My Lords, I, too, am concerned about what the noble Lord, Lord McKenzie, described as disproportionate disadvantage. I am concerned about women, the great carers in our society—the people who care about the members of their family who are perhaps more vulnerable or dependent and need extra support. They are the people who, because they care so much, are willing to give up their time and perhaps work part-time. I belonged for a period to the Standing Commission on Carers. A survey was reported to the standing commission in its first year which found that the vast majority of family carers are indeed women. It found that when women care, they are more likely to work part-time or give up their occupation, and that men who cared did so extremely well but for fewer hours. Caring was much less likely to impact on their employment hours.
This change is being made too quickly and comes too soon. I acknowledge that, on the face of it, women live longer and that it is perhaps anomalous that their current pension age is lower. Yesterday I met the carers’ forum at the Royal College of Psychiatrists. It was made up of 12 people who represent carers of sons, daughters, partners and elderly parents with different mental health conditions.
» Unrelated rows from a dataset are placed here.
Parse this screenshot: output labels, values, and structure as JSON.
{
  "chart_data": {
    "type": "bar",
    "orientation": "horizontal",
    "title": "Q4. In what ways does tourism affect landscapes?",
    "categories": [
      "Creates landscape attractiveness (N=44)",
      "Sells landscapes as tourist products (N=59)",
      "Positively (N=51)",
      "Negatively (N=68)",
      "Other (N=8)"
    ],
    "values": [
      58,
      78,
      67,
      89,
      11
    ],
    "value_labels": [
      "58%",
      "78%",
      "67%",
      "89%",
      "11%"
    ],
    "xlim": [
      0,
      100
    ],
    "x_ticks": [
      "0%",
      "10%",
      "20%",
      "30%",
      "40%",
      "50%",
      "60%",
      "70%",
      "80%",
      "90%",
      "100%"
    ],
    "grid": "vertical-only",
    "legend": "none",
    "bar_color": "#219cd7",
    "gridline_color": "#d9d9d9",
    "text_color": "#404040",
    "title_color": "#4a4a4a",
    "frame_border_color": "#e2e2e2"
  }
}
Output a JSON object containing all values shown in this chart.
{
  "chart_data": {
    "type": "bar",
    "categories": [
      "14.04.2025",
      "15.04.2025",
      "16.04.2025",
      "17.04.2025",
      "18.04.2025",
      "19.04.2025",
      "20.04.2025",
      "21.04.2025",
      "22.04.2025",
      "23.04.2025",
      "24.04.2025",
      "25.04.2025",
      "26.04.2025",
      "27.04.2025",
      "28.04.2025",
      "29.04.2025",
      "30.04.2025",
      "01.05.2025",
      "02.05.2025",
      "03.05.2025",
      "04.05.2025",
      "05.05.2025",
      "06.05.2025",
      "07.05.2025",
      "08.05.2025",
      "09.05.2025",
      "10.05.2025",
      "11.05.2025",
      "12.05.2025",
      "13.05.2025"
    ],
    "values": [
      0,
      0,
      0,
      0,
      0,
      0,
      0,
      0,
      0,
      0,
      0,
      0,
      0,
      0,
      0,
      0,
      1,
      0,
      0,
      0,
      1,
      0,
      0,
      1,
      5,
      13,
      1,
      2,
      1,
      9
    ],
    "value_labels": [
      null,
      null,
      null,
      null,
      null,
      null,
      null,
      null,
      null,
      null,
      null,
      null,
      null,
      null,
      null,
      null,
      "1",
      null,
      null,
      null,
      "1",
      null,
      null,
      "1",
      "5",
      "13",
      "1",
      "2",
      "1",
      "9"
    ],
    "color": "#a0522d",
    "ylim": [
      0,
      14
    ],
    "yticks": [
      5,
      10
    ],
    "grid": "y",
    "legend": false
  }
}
Some cared for somebody in their family with a learning disability or autism. The majority of them were women. I asked them how this change, and the speed of this change, would affect people in their position. They represent carers of people with mental health conditions, and they made some very important points quite forcibly.
They said that pension equality is fine, but that perhaps it should come into effect when society is more equal—when women start getting equal pay and occupational pensions, and particularly when men begin to share the caring burden more equally. They support the right of carers to work; they recognise the role of work as respite. They wanted me to stress the importance of not underestimating the effect on carers of a rapid change in their pensionable age when they might have made decisions about caring and occupation in anticipation of an earlier pension age. They talked about the need for health and strength to be an effective carer and the insidious nature of caring—the way in which it can lead to so much tiredness and often depression. They said: “Adrenalin keeps us going when we are caring. But sometimes when our caring responsibilities end, that is the moment when we ourselves begin to experience health problems which we have been storing up during those caring years”.
These are people who have saved the country huge amounts of money through giving up their own occupation and their own time to care and support more vulnerable members of their families. I appreciate that, in a good carers strategy, it might well be that welfare reform will attend to carers’ needs. What they would have liked as carers is a flexible pension that took account of individual need rather than assuming the same age was right for everybody. However, I support these amendments. The speed of change is too rapid particularly for this very vulnerable group, who represent a significant number of people if it is true that as many as a sixth of this particular age group are at the moment affected or carers, as the noble Baroness, Lady Hollis, suggested.